Doing home school for my kids, I suddenly watch a lot of science on Nat Geo Kids. Everyone’s learning about this virus, grappling with ideas they haven’t thought about. I think our film shows [that] with a scientific discovery comes great responsibility. When I read the Radioactive script, I thought it was a punk-rock version of science. Marie Curie was a rebel. To me it felt right that [director Marjane Satrapi] put in flash-forwards of the atom bomb going off in Hiroshima, of the radioactive meltdown of Chernobyl. I didn’t want to make a commercial biopic of this woman: I wanted a rock and roll look at science.
The movie starts with Curie at the end of her life. How did you react to the old-lady makeup?
It was like a plastic surgeon doing everything no one wants: deepening your furrows, giving you smile lines, jowls; my teeth were aged.
If you could have made any scientific discovery in the past, what would it have been?
Hmmmm. DNA—to find the code of life and realize how it works.
For last year’s Stephen Frears Sundance series, State of the Union, you did a deep dive into how marriage and relationships work. What was that like?
Chris O’Dowd and I had a great time playing a couple analyzing their relationship. Nick Hornby’s scripts are very clever. He gets the absurdity of relationships, but Nick’s humor is never mean-spirited. The piece is so personal. I think all good drama has to be personal really.

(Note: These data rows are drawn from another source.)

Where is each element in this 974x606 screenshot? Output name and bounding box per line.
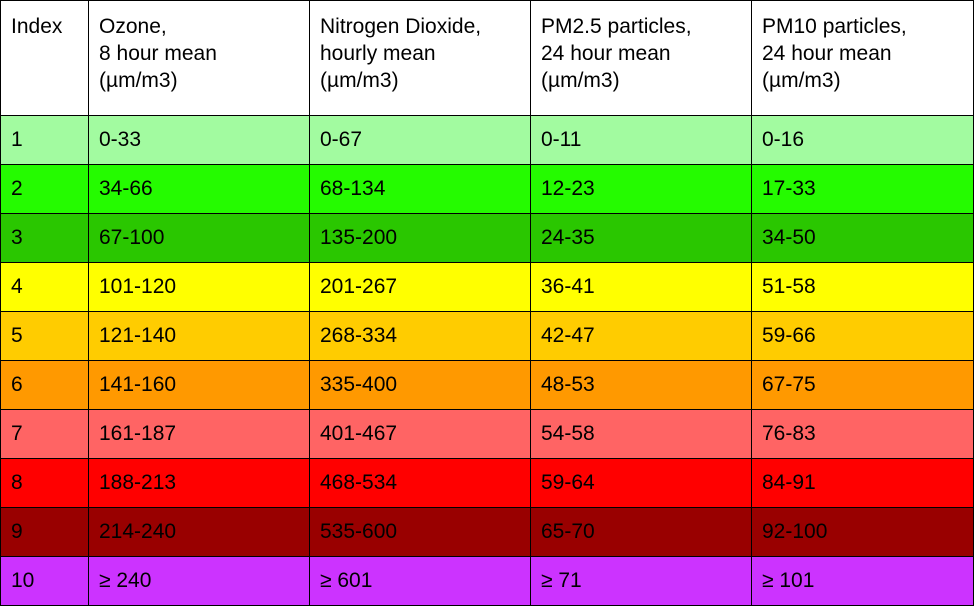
pm10-cell: 34-50 bbox=[751, 213, 974, 263]
index-cell: 2 bbox=[0, 164, 89, 214]
pm25-cell: 24-35 bbox=[530, 213, 752, 263]
pm10-cell: ≥ 101 bbox=[751, 556, 974, 606]
pm10-cell: 0-16 bbox=[751, 115, 974, 165]
ozone-cell: 161-187 bbox=[88, 409, 310, 459]
ozone-cell: 67-100 bbox=[88, 213, 310, 263]
table-row: 9 214-240 535-600 65-70 92-100 bbox=[0, 507, 974, 557]
header-nitrogen-dioxide: Nitrogen Dioxide, hourly mean (µm/m3) bbox=[309, 0, 531, 116]
nitrogen-dioxide-cell: 135-200 bbox=[309, 213, 531, 263]
nitrogen-dioxide-cell: 68-134 bbox=[309, 164, 531, 214]
nitrogen-dioxide-cell: 468-534 bbox=[309, 458, 531, 508]
pm10-cell: 17-33 bbox=[751, 164, 974, 214]
header-row: Index Ozone, 8 hour mean (µm/m3) Nitroge… bbox=[0, 0, 974, 116]
table-row: 8 188-213 468-534 59-64 84-91 bbox=[0, 458, 974, 508]
index-cell: 4 bbox=[0, 262, 89, 312]
nitrogen-dioxide-cell: 401-467 bbox=[309, 409, 531, 459]
pm10-cell: 59-66 bbox=[751, 311, 974, 361]
header-ozone: Ozone, 8 hour mean (µm/m3) bbox=[88, 0, 310, 116]
index-cell: 10 bbox=[0, 556, 89, 606]
table-row: 7 161-187 401-467 54-58 76-83 bbox=[0, 409, 974, 459]
table-row: 6 141-160 335-400 48-53 67-75 bbox=[0, 360, 974, 410]
index-cell: 8 bbox=[0, 458, 89, 508]
ozone-cell: 188-213 bbox=[88, 458, 310, 508]
table-row: 2 34-66 68-134 12-23 17-33 bbox=[0, 164, 974, 214]
ozone-cell: 214-240 bbox=[88, 507, 310, 557]
pm25-cell: 12-23 bbox=[530, 164, 752, 214]
nitrogen-dioxide-cell: 335-400 bbox=[309, 360, 531, 410]
pm10-cell: 67-75 bbox=[751, 360, 974, 410]
header-pm10: PM10 particles, 24 hour mean (µm/m3) bbox=[751, 0, 974, 116]
header-pm25: PM2.5 particles, 24 hour mean (µm/m3) bbox=[530, 0, 752, 116]
pm10-cell: 84-91 bbox=[751, 458, 974, 508]
ozone-cell: 141-160 bbox=[88, 360, 310, 410]
table-row: 3 67-100 135-200 24-35 34-50 bbox=[0, 213, 974, 263]
index-cell: 9 bbox=[0, 507, 89, 557]
pm25-cell: 0-11 bbox=[530, 115, 752, 165]
pm25-cell: 54-58 bbox=[530, 409, 752, 459]
index-cell: 6 bbox=[0, 360, 89, 410]
index-cell: 7 bbox=[0, 409, 89, 459]
pm10-cell: 92-100 bbox=[751, 507, 974, 557]
nitrogen-dioxide-cell: 268-334 bbox=[309, 311, 531, 361]
nitrogen-dioxide-cell: 535-600 bbox=[309, 507, 531, 557]
pm25-cell: 48-53 bbox=[530, 360, 752, 410]
pm25-cell: 65-70 bbox=[530, 507, 752, 557]
header-index: Index bbox=[0, 0, 89, 116]
index-cell: 1 bbox=[0, 115, 89, 165]
ozone-cell: 34-66 bbox=[88, 164, 310, 214]
pm25-cell: 59-64 bbox=[530, 458, 752, 508]
table-row: 4 101-120 201-267 36-41 51-58 bbox=[0, 262, 974, 312]
index-cell: 3 bbox=[0, 213, 89, 263]
ozone-cell: 121-140 bbox=[88, 311, 310, 361]
ozone-cell: ≥ 240 bbox=[88, 556, 310, 606]
table-row: 5 121-140 268-334 42-47 59-66 bbox=[0, 311, 974, 361]
pm25-cell: 42-47 bbox=[530, 311, 752, 361]
table-row: 1 0-33 0-67 0-11 0-16 bbox=[0, 115, 974, 165]
pm25-cell: ≥ 71 bbox=[530, 556, 752, 606]
ozone-cell: 0-33 bbox=[88, 115, 310, 165]
nitrogen-dioxide-cell: 201-267 bbox=[309, 262, 531, 312]
index-cell: 5 bbox=[0, 311, 89, 361]
pm10-cell: 76-83 bbox=[751, 409, 974, 459]
table-row: 10 ≥ 240 ≥ 601 ≥ 71 ≥ 101 bbox=[0, 556, 974, 606]
nitrogen-dioxide-cell: 0-67 bbox=[309, 115, 531, 165]
ozone-cell: 101-120 bbox=[88, 262, 310, 312]
nitrogen-dioxide-cell: ≥ 601 bbox=[309, 556, 531, 606]
pm25-cell: 36-41 bbox=[530, 262, 752, 312]
pm10-cell: 51-58 bbox=[751, 262, 974, 312]
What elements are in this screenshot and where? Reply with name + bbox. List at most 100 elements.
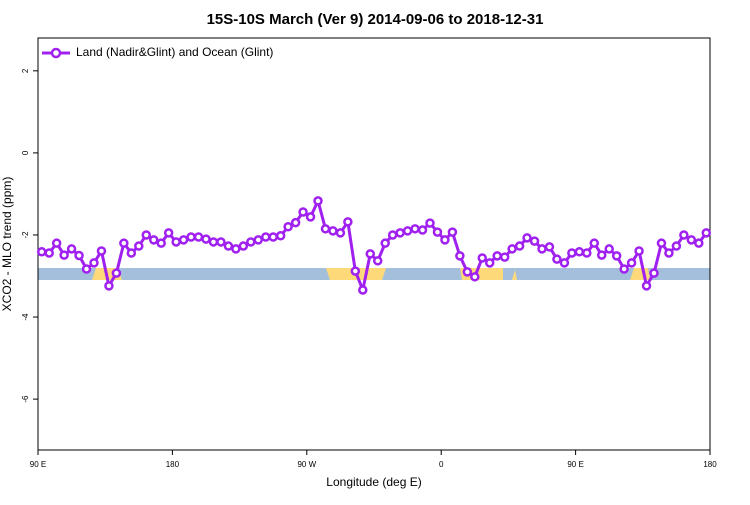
data-point [395, 228, 405, 238]
data-point [664, 248, 674, 258]
data-point [425, 218, 435, 228]
data-point [611, 251, 622, 261]
data-point [626, 258, 637, 268]
data-point [96, 246, 107, 256]
data-point [410, 224, 420, 234]
data-point [74, 250, 84, 261]
data-point [208, 237, 219, 247]
y-axis-label: XCO2 - MLO trend (ppm) [0, 177, 14, 312]
surface-band [38, 268, 710, 280]
data-point [119, 238, 129, 248]
data-point [148, 235, 159, 245]
data-point [402, 226, 413, 236]
data-point [522, 233, 532, 243]
data-point [171, 237, 181, 247]
data-point [290, 217, 301, 228]
data-point [36, 247, 47, 257]
data-point [447, 227, 458, 237]
data-point [679, 230, 689, 240]
y-tick-label: 2 [21, 68, 30, 73]
data-point [567, 248, 577, 258]
data-point [81, 264, 92, 274]
data-point [619, 264, 629, 274]
data-point [589, 238, 600, 248]
data-point [298, 207, 308, 217]
data-point [328, 226, 338, 236]
data-point [671, 241, 682, 251]
data-point [44, 248, 54, 258]
data-point [455, 251, 465, 261]
data-point [559, 258, 570, 268]
legend-label: Land (Nadir&Glint) and Ocean (Glint) [76, 45, 273, 59]
land-band [512, 270, 517, 280]
data-point [141, 230, 152, 240]
data-point [231, 244, 241, 254]
x-tick-label: 90 E [30, 460, 46, 469]
data-point [186, 232, 196, 242]
data-point [156, 238, 166, 248]
data-point [193, 232, 204, 242]
data-point [335, 228, 346, 238]
chart-title: 15S-10S March (Ver 9) 2014-09-06 to 2018… [207, 11, 544, 28]
data-point [432, 227, 443, 237]
y-tick-label: -4 [21, 313, 30, 321]
data-point [313, 196, 323, 206]
data-point [552, 254, 562, 264]
y-tick-label: 0 [21, 150, 30, 155]
data-point [499, 252, 510, 262]
data-point [641, 281, 652, 291]
data-point [701, 228, 712, 238]
data-point [387, 230, 398, 240]
data-point [163, 228, 174, 238]
data-point [477, 253, 488, 263]
data-point [417, 225, 428, 235]
data-point [492, 251, 502, 261]
x-tick-label: 180 [703, 460, 717, 469]
data-point [514, 241, 525, 251]
data-point [358, 285, 368, 295]
data-point [246, 237, 256, 247]
data-point [484, 258, 495, 268]
data-point [178, 235, 189, 245]
data-point [582, 248, 592, 258]
data-point [268, 232, 278, 242]
data-point [596, 250, 607, 260]
data-point [134, 241, 144, 251]
data-point [104, 281, 114, 291]
data-point [260, 232, 271, 242]
data-point [343, 217, 353, 227]
data-point [372, 256, 383, 266]
x-axis-label: Longitude (deg E) [326, 475, 421, 489]
data-point [89, 258, 99, 268]
data-point [216, 237, 226, 247]
data-point [59, 250, 69, 260]
data-point [380, 238, 390, 248]
x-tick-label: 90 E [567, 460, 583, 469]
data-point [283, 222, 293, 232]
data-point [656, 238, 667, 248]
data-point [66, 244, 77, 254]
data-point [238, 241, 249, 251]
data-point [462, 267, 473, 277]
data-point [604, 244, 614, 254]
y-tick-label: -2 [21, 231, 30, 239]
data-point [201, 234, 211, 244]
data-point [537, 244, 547, 254]
data-point [111, 268, 122, 278]
data-point [305, 212, 316, 222]
data-point [253, 235, 264, 245]
data-point [694, 238, 704, 248]
x-tick-label: 180 [166, 460, 180, 469]
data-point [507, 244, 517, 254]
x-tick-label: 0 [439, 460, 444, 469]
data-point [350, 266, 361, 276]
data-point [686, 235, 697, 245]
data-point [634, 246, 644, 256]
legend-marker [50, 47, 62, 59]
data-point [470, 272, 480, 282]
data-point [574, 247, 585, 257]
data-point [544, 242, 555, 252]
data-point [126, 248, 137, 258]
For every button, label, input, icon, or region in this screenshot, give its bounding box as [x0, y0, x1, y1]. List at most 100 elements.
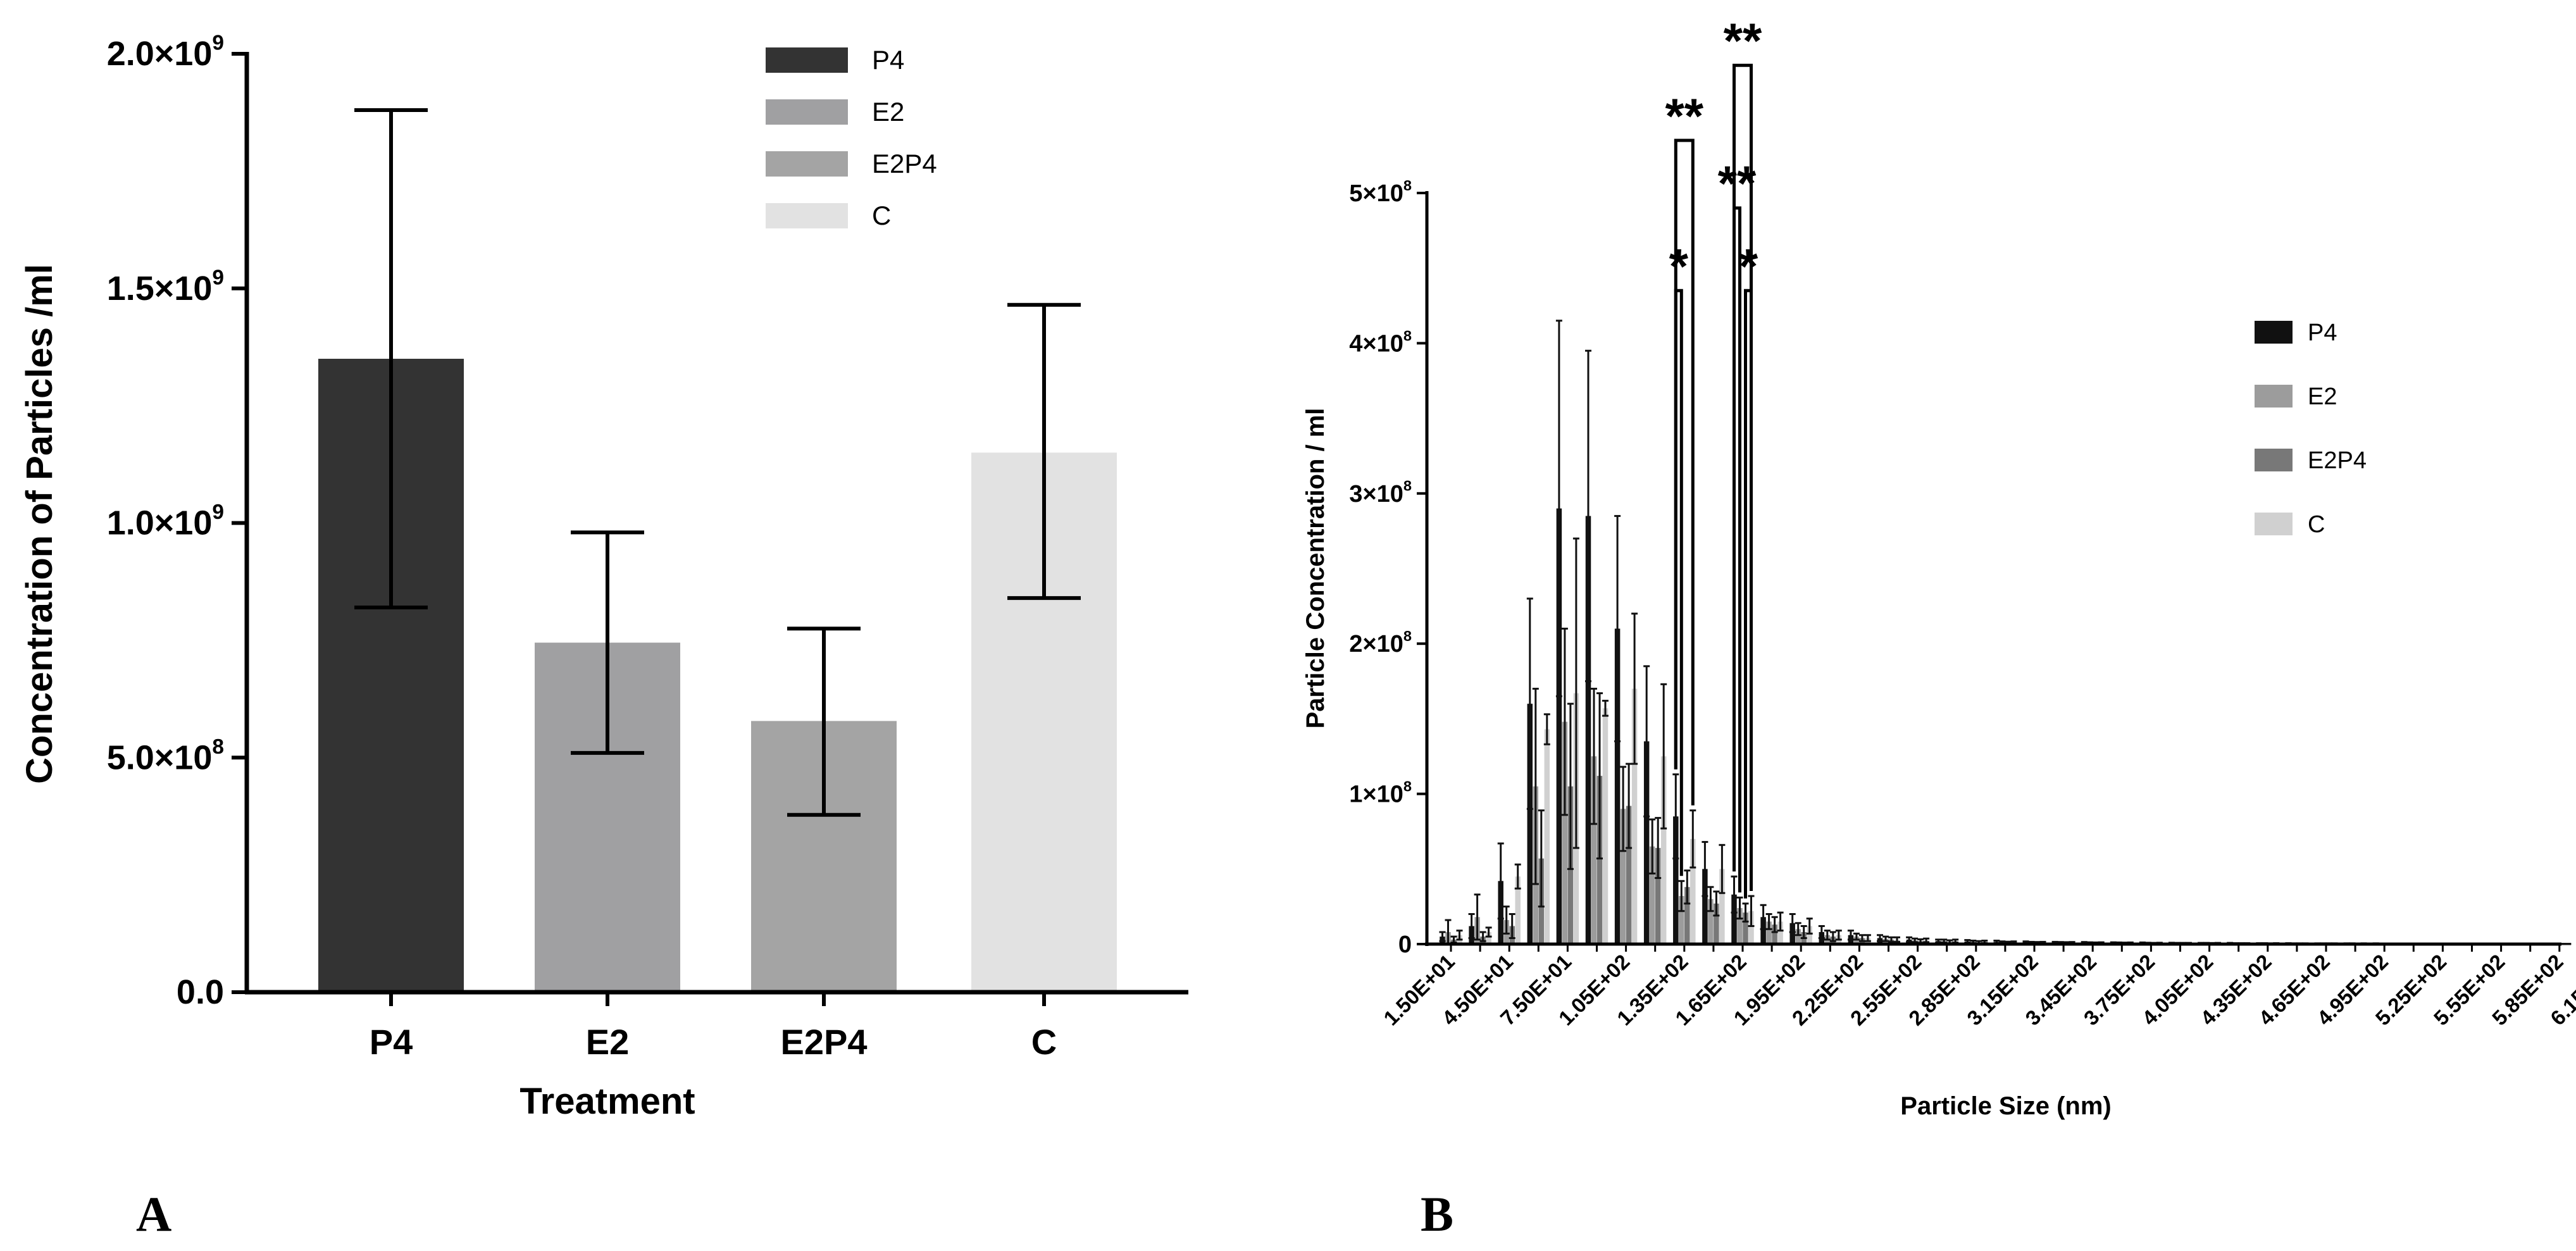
legend-swatch: [2255, 513, 2293, 535]
significance-bracket: [1744, 289, 1753, 899]
bar-e2: [1591, 756, 1597, 944]
y-tick-label-base: ×10: [1362, 330, 1403, 357]
y-tick-label-mantissa: 1.0: [107, 504, 154, 542]
legend-swatch: [766, 47, 848, 73]
bar-c: [1515, 876, 1521, 944]
y-tick-label-exponent: 8: [1403, 628, 1412, 644]
bar-c: [1602, 708, 1608, 944]
legend-swatch: [2255, 449, 2293, 471]
y-tick-label-exponent: 8: [1403, 327, 1412, 344]
x-axis-title: Treatment: [520, 1081, 695, 1122]
legend-label: E2P4: [872, 149, 937, 178]
bar-e2p4: [1626, 806, 1632, 944]
y-tick-label: 5×108: [1349, 177, 1412, 207]
significance-label: *: [1669, 238, 1689, 294]
y-tick-label-mantissa: 2.0: [107, 35, 154, 73]
x-axis-title: Particle Size (nm): [1900, 1092, 2111, 1120]
bar-c: [1631, 688, 1638, 944]
y-tick-label-base: ×10: [1362, 631, 1403, 657]
y-tick-label-base: ×10: [154, 270, 213, 308]
y-tick-label-exponent: 8: [1403, 177, 1412, 194]
y-tick-label-base: ×10: [1362, 781, 1403, 808]
bar-e2: [1795, 929, 1801, 944]
y-tick-label-mantissa: 5.0: [107, 738, 154, 776]
panel-a-chart: P4 E2 E2P4 C0.05.0×1081.0×1091.5×1092.0×109…: [19, 32, 1188, 1122]
y-tick-label-mantissa: 3: [1349, 481, 1362, 507]
bar-e2p4: [1655, 848, 1661, 944]
legend-label: E2: [872, 97, 904, 127]
x-tick-label: E2: [586, 1022, 630, 1062]
x-tick-label: P4: [370, 1022, 413, 1062]
y-tick-label: 3×108: [1349, 478, 1412, 507]
bar-e2p4: [1714, 903, 1719, 944]
legend-label: P4: [872, 45, 904, 75]
bar-c: [1777, 921, 1783, 944]
bar-c: [1719, 869, 1725, 944]
y-tick-label-exponent: 8: [1403, 778, 1412, 795]
y-tick-label: 5.0×108: [107, 735, 224, 776]
y-tick-label-mantissa: 1: [1349, 781, 1362, 808]
y-tick-label-exponent: 9: [212, 32, 224, 55]
bar-e2p4: [1772, 924, 1777, 944]
legend-swatch: [766, 151, 848, 177]
bar-e2: [1766, 921, 1772, 944]
significance-bracket: [1674, 289, 1683, 876]
y-tick-label-exponent: 8: [212, 735, 224, 759]
y-tick-label: 1.0×109: [107, 501, 224, 542]
y-tick-label-base: ×10: [154, 504, 213, 542]
bar-e2: [1562, 721, 1568, 944]
bar-p4: [1643, 741, 1650, 944]
panel-a-letter: A: [136, 1186, 171, 1242]
bar-c: [1544, 729, 1550, 944]
bar-e2: [1620, 809, 1626, 944]
legend-swatch: [2255, 385, 2293, 408]
y-tick-label: 2.0×109: [107, 32, 224, 73]
y-tick-label: 4×108: [1349, 327, 1412, 357]
y-tick-label-base: ×10: [154, 738, 213, 776]
y-tick-label-base: ×10: [1362, 481, 1403, 507]
y-tick-label-exponent: 8: [1403, 478, 1412, 494]
bar-e2p4: [1596, 776, 1603, 944]
panel-b-chart: 01×1082×1083×1084×1085×1081.50E+014.50E+…: [1302, 13, 2576, 1120]
y-tick-label: 0.0: [177, 973, 224, 1011]
panel-b-letter: B: [1421, 1186, 1453, 1242]
y-axis-title: Particle Concentration / ml: [1302, 408, 1329, 729]
y-tick-label-mantissa: 2: [1349, 631, 1362, 657]
legend-swatch: [2255, 321, 2293, 344]
bar-p4: [1789, 923, 1795, 944]
y-tick-label: 1.5×109: [107, 266, 224, 307]
bar-e2p4: [1684, 887, 1690, 944]
significance-label: **: [1724, 13, 1762, 68]
bar-e2: [1737, 908, 1743, 944]
y-tick-label-base: ×10: [1362, 180, 1403, 207]
bar-p4: [1585, 516, 1591, 944]
legend-label: E2P4: [2308, 447, 2367, 474]
significance-label: *: [1739, 238, 1758, 294]
bar-p4: [1556, 508, 1562, 944]
y-tick-label-base: ×10: [154, 35, 213, 73]
x-tick-label: E2P4: [781, 1022, 868, 1062]
bar-p4: [1673, 816, 1679, 944]
y-tick-label: 0: [1398, 931, 1412, 958]
bar-e2: [1679, 896, 1684, 944]
y-tick-label: 1×108: [1349, 778, 1412, 808]
bar-p4: [1760, 917, 1766, 944]
x-tick-label: C: [1031, 1022, 1057, 1062]
legend-label: C: [872, 201, 891, 230]
legend-label: C: [2308, 511, 2325, 538]
significance-label: **: [1665, 88, 1703, 144]
bar-c: [1486, 932, 1491, 944]
y-tick-label-mantissa: 1.5: [107, 270, 154, 308]
y-tick-label: 2×108: [1349, 628, 1412, 657]
bar-c: [1748, 911, 1754, 944]
legend-label: E2: [2308, 383, 2337, 410]
bar-e2p4: [1743, 912, 1748, 944]
bar-p4: [1614, 628, 1621, 944]
y-tick-label-exponent: 9: [212, 501, 224, 524]
bar-c: [1660, 756, 1667, 944]
y-tick-label-exponent: 9: [212, 266, 224, 289]
legend-swatch: [766, 203, 848, 228]
bar-p4: [1702, 869, 1708, 944]
bar-c: [1807, 926, 1812, 944]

You won an Emmy for it—then missed getting it!
I’d gone to Toronto to screen Radioactive, which seemed more pressing. I landed back in Prague to the news I’d won an Emmy. Then it was held in customs, described as “bronze statue.” I replied, “I didn’t order anything like that.” Now it’s downstairs. Some of the awards I’ve won we buried in the garden in London. I thought it would be funny if someone buys the house and some day digs them up—I just don’t think you can have them displayed in your house. Sometimes there’s a bit of them sticking up out of the soil. But the Emmy’s so beautiful, I couldn’t do that.